<Disclaimer: bericht bevat taalgebruik dat als grof kan worden ervaren 😉 >
Ik lig wakker en kijk wat me lijkt te overkomen. Irritatie, want erg vroeg wakker, vogel- en vliegtuiggeluiden, woelende partner naast me in bed, spanning in mijn lijf. Ik lijk slachtoffer, de weerloze ontvanger van een ongewenst geschenk. Totaal Yin.
Maar kan de Zoon van God slachtoffer zijn? De vraag stellen is hem beantwoorden; nee dus. In mijn Yin zit een bolletje Yang. Ik ben de doener, de maker van mijn gewaarwordingen.
De slapeloosheid ligt als een ongewenste berg voor me. Waartoe? Ik wil m’n zelfgemaakte berg beklimmen, bedwingen. Ik heb hem gemaakt om te kunnen doen en vechten, actieve Yang. Waartoe wil ik strijden?
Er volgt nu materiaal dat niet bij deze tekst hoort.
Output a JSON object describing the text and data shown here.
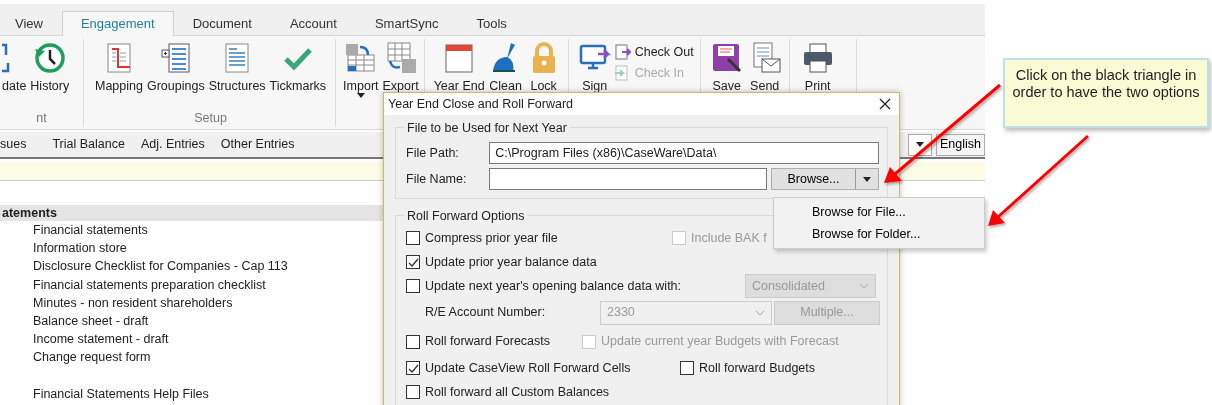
{
  "tabs": [
    {
      "label": "View",
      "selected": false
    },
    {
      "label": "Engagement",
      "selected": true
    },
    {
      "label": "Document",
      "selected": false
    },
    {
      "label": "Account",
      "selected": false
    },
    {
      "label": "SmartSync",
      "selected": false
    },
    {
      "label": "Tools",
      "selected": false
    }
  ],
  "ribbon": {
    "groups": [
      {
        "label": "nt",
        "buttons": [
          {
            "kind": "large",
            "label": "date"
          },
          {
            "kind": "large",
            "label": "History"
          }
        ]
      },
      {
        "label": "Setup",
        "buttons": [
          {
            "kind": "large",
            "label": "Mapping"
          },
          {
            "kind": "large",
            "label": "Groupings"
          },
          {
            "kind": "large",
            "label": "Structures"
          },
          {
            "kind": "large",
            "label": "Tickmarks"
          }
        ]
      },
      {
        "buttons": [
          {
            "kind": "large",
            "label": "Import",
            "dropdown": true
          },
          {
            "kind": "large",
            "label": "Export"
          }
        ]
      },
      {
        "buttons": [
          {
            "kind": "large",
            "label": "Year End"
          },
          {
            "kind": "large",
            "label": "Clean"
          },
          {
            "kind": "large",
            "label": "Lock"
          }
        ]
      },
      {
        "buttons": [
          {
            "kind": "large",
            "label": "Sign"
          },
          {
            "kind": "small",
            "label": "Check Out",
            "disabled": false
          },
          {
            "kind": "small",
            "label": "Check In",
            "disabled": true
          }
        ]
      },
      {
        "buttons": [
          {
            "kind": "large",
            "label": "Save"
          },
          {
            "kind": "large",
            "label": "Send"
          }
        ]
      },
      {
        "buttons": [
          {
            "kind": "large",
            "label": "Print"
          }
        ]
      }
    ]
  },
  "toolbar": {
    "items": [
      "sues",
      "Trial Balance",
      "Adj. Entries",
      "Other Entries"
    ],
    "language": "English"
  },
  "documents": {
    "header": "atements",
    "items": [
      "Financial statements",
      "Information store",
      "Disclosure Checklist for Companies - Cap 113",
      "Financial statements preparation checklist",
      "Minutes - non resident shareholders",
      "Balance sheet - draft",
      "Income statement - draft",
      "Change request form"
    ],
    "help_item": "Financial Statements Help Files"
  },
  "dialog": {
    "title": "Year End Close and Roll Forward",
    "file_group": {
      "legend": "File to be Used for Next Year",
      "path_label": "File Path:",
      "path_value": "C:\\Program Files (x86)\\CaseWare\\Data\\",
      "name_label": "File Name:",
      "browse_label": "Browse..."
    },
    "browse_menu": [
      "Browse for File...",
      "Browse for Folder..."
    ],
    "options": {
      "legend": "Roll Forward Options",
      "rows": [
        [
          {
            "kind": "checkbox",
            "label": "Compress prior year file",
            "checked": false,
            "disabled": false
          },
          {
            "kind": "checkbox",
            "label": "Include BAK f",
            "checked": false,
            "disabled": true
          }
        ],
        [
          {
            "kind": "checkbox",
            "label": "Update prior year balance data",
            "checked": true,
            "disabled": false
          }
        ],
        [
          {
            "kind": "checkbox",
            "label": "Update next year's opening balance data with:",
            "checked": false,
            "disabled": false
          },
          {
            "kind": "select",
            "value": "Consolidated",
            "disabled": true
          }
        ],
        [
          {
            "kind": "label",
            "label": "R/E Account Number:"
          },
          {
            "kind": "combo",
            "value": "2330",
            "disabled": true
          },
          {
            "kind": "button",
            "label": "Multiple...",
            "disabled": true
          }
        ],
        [
          {
            "kind": "checkbox",
            "label": "Roll forward Forecasts",
            "checked": false,
            "disabled": false
          },
          {
            "kind": "checkbox",
            "label": "Update current year Budgets with Forecast",
            "checked": false,
            "disabled": true
          }
        ],
        [
          {
            "kind": "checkbox",
            "label": "Update CaseView Roll Forward Cells",
            "checked": true,
            "disabled": false
          },
          {
            "kind": "checkbox",
            "label": "Roll forward Budgets",
            "checked": false,
            "disabled": false
          }
        ],
        [
          {
            "kind": "checkbox",
            "label": "Roll forward all Custom Balances",
            "checked": false,
            "disabled": false
          }
        ]
      ]
    }
  },
  "callout": {
    "text": "Click on the black triangle in order to have the two options"
  }
}
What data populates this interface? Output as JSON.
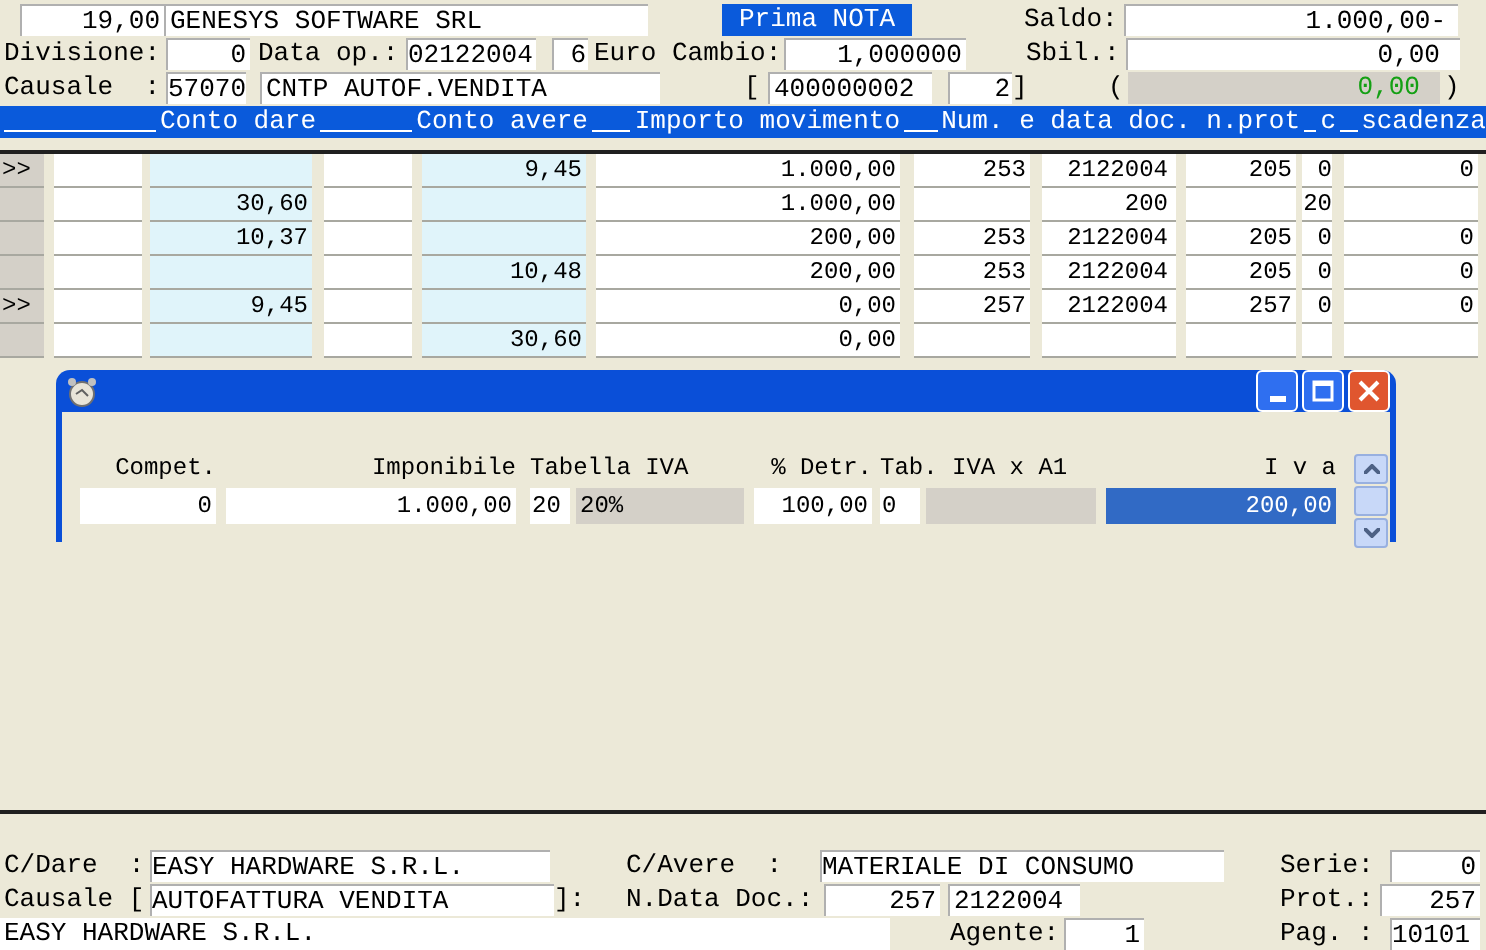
{
  "header": {
    "amount": "19,00",
    "company": "GENESYS SOFTWARE SRL",
    "title": "Prima NOTA",
    "saldo_label": "Saldo:",
    "saldo": "1.000,00-"
  },
  "line2": {
    "divisione_label": "Divisione:",
    "divisione": "0",
    "data_op_label": "Data op.:",
    "data_op": "02122004",
    "currency_code": "6",
    "cambio_label": "Euro Cambio:",
    "cambio": "1,000000",
    "sbil_label": "Sbil.:",
    "sbil": "0,00"
  },
  "line3": {
    "causale_label": "Causale  :",
    "causale_code": "57070",
    "causale_desc": "CNTP AUTOF.VENDITA",
    "bracket_open": "[",
    "reference": "400000002",
    "reference_no": "2",
    "bracket_close": "]",
    "paren_open": "(",
    "difference": "0,00",
    "paren_close": ")"
  },
  "grid": {
    "columns": [
      "Conto dare",
      "Conto avere",
      "Importo movimento",
      "Num. e data doc. n.prot",
      "c",
      "scadenza"
    ],
    "rows": [
      {
        "marker": ">>",
        "dare": "",
        "avere": "9,45",
        "importo": "1.000,00",
        "num": "253",
        "date": "2122004",
        "prot": "205",
        "c": "0",
        "scadenza": "0"
      },
      {
        "marker": "",
        "dare": "30,60",
        "avere": "",
        "importo": "1.000,00",
        "num": "",
        "date": "200",
        "prot": "",
        "c": "20",
        "scadenza": ""
      },
      {
        "marker": "",
        "dare": "10,37",
        "avere": "",
        "importo": "200,00",
        "num": "253",
        "date": "2122004",
        "prot": "205",
        "c": "0",
        "scadenza": "0"
      },
      {
        "marker": "",
        "dare": "",
        "avere": "10,48",
        "importo": "200,00",
        "num": "253",
        "date": "2122004",
        "prot": "205",
        "c": "0",
        "scadenza": "0"
      },
      {
        "marker": ">>",
        "dare": "9,45",
        "avere": "",
        "importo": "0,00",
        "num": "257",
        "date": "2122004",
        "prot": "257",
        "c": "0",
        "scadenza": "0"
      },
      {
        "marker": "",
        "dare": "",
        "avere": "30,60",
        "importo": "0,00",
        "num": "",
        "date": "",
        "prot": "",
        "c": "",
        "scadenza": ""
      }
    ]
  },
  "dialog": {
    "columns": [
      {
        "kind": "single",
        "label": "Compet.",
        "value": "0",
        "highlighted": false
      },
      {
        "kind": "single",
        "label": "Imponibile",
        "value": "1.000,00",
        "highlighted": false
      },
      {
        "kind": "coded",
        "label": "Tabella IVA",
        "code": "20",
        "description": "20%",
        "highlighted": false
      },
      {
        "kind": "single",
        "label": "% Detr.",
        "value": "100,00",
        "highlighted": false
      },
      {
        "kind": "coded",
        "label": "Tab. IVA x A1",
        "code": "0",
        "highlighted": false
      },
      {
        "kind": "single",
        "label": "I v a",
        "value": "200,00",
        "highlighted": true
      }
    ]
  },
  "footer": {
    "dare_label": "C/Dare  :",
    "dare": "EASY HARDWARE S.R.L.",
    "avere_label": "C/Avere  :",
    "avere": "MATERIALE DI CONSUMO",
    "serie_label": "Serie:",
    "serie": "0",
    "causale_label": "Causale [",
    "causale": "AUTOFATTURA VENDITA",
    "causale_close": "]:",
    "ndata_label": "N.Data Doc.:",
    "doc_number": "257",
    "doc_date": "2122004",
    "prot_label": "Prot.:",
    "prot": "257",
    "customer": "EASY HARDWARE S.R.L.",
    "agente_label": "Agente:",
    "agente": "1",
    "pag_label": "Pag. :",
    "pag": "10101"
  }
}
Om mijn kracht te kunnen voelen, het bolletje Yin.
Zo speel ik als Zoon van God met m’n eigen maaksel, mijn eigen projecties. Maar het evenwicht wordt hersteld. In mijn vermeende slachtofferschap ontdek ik de doener en in mijn daderschap ontdek ik de voeler.
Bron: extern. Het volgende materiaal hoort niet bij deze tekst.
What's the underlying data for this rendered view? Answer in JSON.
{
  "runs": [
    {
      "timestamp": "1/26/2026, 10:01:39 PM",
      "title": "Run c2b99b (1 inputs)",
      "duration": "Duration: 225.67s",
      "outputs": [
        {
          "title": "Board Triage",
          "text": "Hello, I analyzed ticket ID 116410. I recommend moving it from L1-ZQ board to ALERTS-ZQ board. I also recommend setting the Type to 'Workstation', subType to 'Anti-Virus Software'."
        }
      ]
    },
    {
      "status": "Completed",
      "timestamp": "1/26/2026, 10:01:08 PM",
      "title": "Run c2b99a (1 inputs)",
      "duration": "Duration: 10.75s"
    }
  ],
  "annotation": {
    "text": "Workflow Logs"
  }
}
Om te kunnen ervaren dat ik ben, zoek ik de wrijving. Deze maak ik zelf door te geloven in iets wat me tegen mijn wil in overkomt of door iets te bedenken wat me niet zint en wat ik actief wil veranderen. Ik maak situaties om ze te kunnen ervaren in de wrijving; God speelt het spel van de schepping om Zichzelf hierin te kunnen ervaren.
Door de aandacht naar het punt van wrijving te brengen ontstaat een directe helderheid. Ik zie de ogenschijnlijke afgescheidenheid geboren worden op het grensvlak van yang en yin, van doen en ervaren. Op dat oneindig kleine raakvlak, in dat nu, is de aanwezigheid zo puur. Hier eindigt de immer doorgaande beweging orgastisch in zichzelf. Hier is de quantumsprong en wordt eenheid ervaren als zichzelf en door zichzelf.
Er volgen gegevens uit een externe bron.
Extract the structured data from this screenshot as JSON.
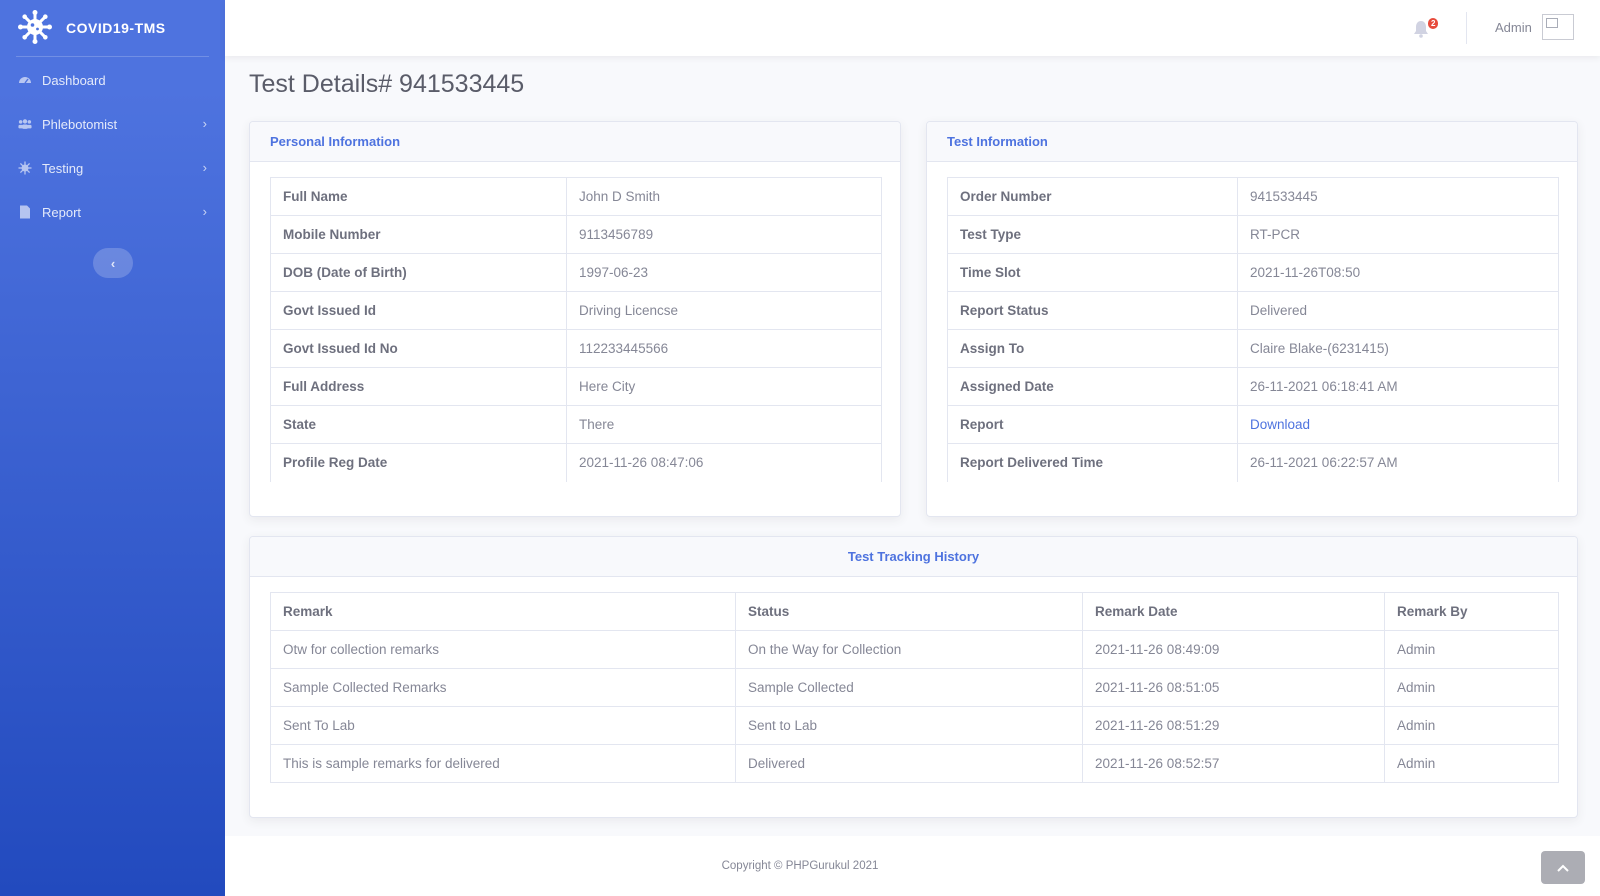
{
  "brand": {
    "title": "COVID19-TMS",
    "icon": "virus-icon"
  },
  "sidebar": {
    "items": [
      {
        "label": "Dashboard",
        "icon": "tachometer-icon",
        "has_children": false
      },
      {
        "label": "Phlebotomist",
        "icon": "users-icon",
        "has_children": true
      },
      {
        "label": "Testing",
        "icon": "virus-small-icon",
        "has_children": true
      },
      {
        "label": "Report",
        "icon": "file-icon",
        "has_children": true
      }
    ],
    "toggle_glyph": "‹"
  },
  "topbar": {
    "notification_count": "2",
    "username": "Admin"
  },
  "page": {
    "title": "Test Details# 941533445"
  },
  "personal": {
    "header": "Personal Information",
    "rows": [
      {
        "key": "Full Name",
        "value": "John D Smith"
      },
      {
        "key": "Mobile Number",
        "value": "9113456789"
      },
      {
        "key": "DOB (Date of Birth)",
        "value": "1997-06-23"
      },
      {
        "key": "Govt Issued Id",
        "value": "Driving Licencse"
      },
      {
        "key": "Govt Issued Id No",
        "value": "112233445566"
      },
      {
        "key": "Full Address",
        "value": "Here City"
      },
      {
        "key": "State",
        "value": "There"
      },
      {
        "key": "Profile Reg Date",
        "value": "2021-11-26 08:47:06"
      }
    ]
  },
  "test": {
    "header": "Test Information",
    "rows": [
      {
        "key": "Order Number",
        "value": "941533445"
      },
      {
        "key": "Test Type",
        "value": "RT-PCR"
      },
      {
        "key": "Time Slot",
        "value": "2021-11-26T08:50"
      },
      {
        "key": "Report Status",
        "value": "Delivered"
      },
      {
        "key": "Assign To",
        "value": "Claire Blake-(6231415)"
      },
      {
        "key": "Assigned Date",
        "value": "26-11-2021 06:18:41 AM"
      },
      {
        "key": "Report",
        "value": "Download"
      },
      {
        "key": "Report Delivered Time",
        "value": "26-11-2021 06:22:57 AM"
      }
    ]
  },
  "history": {
    "header": "Test Tracking History",
    "columns": [
      "Remark",
      "Status",
      "Remark Date",
      "Remark By"
    ],
    "rows": [
      [
        "Otw for collection remarks",
        "On the Way for Collection",
        "2021-11-26 08:49:09",
        "Admin"
      ],
      [
        "Sample Collected Remarks",
        "Sample Collected",
        "2021-11-26 08:51:05",
        "Admin"
      ],
      [
        "Sent To Lab",
        "Sent to Lab",
        "2021-11-26 08:51:29",
        "Admin"
      ],
      [
        "This is sample remarks for delivered",
        "Delivered",
        "2021-11-26 08:52:57",
        "Admin"
      ]
    ]
  },
  "footer": {
    "copyright": "Copyright © PHPGurukul 2021"
  },
  "colors": {
    "primary": "#4e73df",
    "sidebar_dark": "#224abe",
    "danger": "#e74a3b"
  }
}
De dans is seksueel; penetreren en ontvangen in een Goddelijke dans. Één kiest voor twee om te kunnen versmelten en klaar te kunnen komen, verlichting te bereiken. God bedrijft de liefde door te scheppen in ogenschijnlijke dualiteit. Soms teder, bij het ruiken aan een bloem, soms masochistisch als bij het sterven aan het kruis. Er is geen rangorde van goed en kwaad in de dans van God met Zichzelf. Anything goes. De grofste belediging: ‘go fuck yourself!’ blijkt een kernachtige beschrijving van het spel dat we wensen te spelen. We zijn de Ene die verkiest Zichzelf te ervaren door het vergeven van de wrijving die optreedt in het bedachte twee.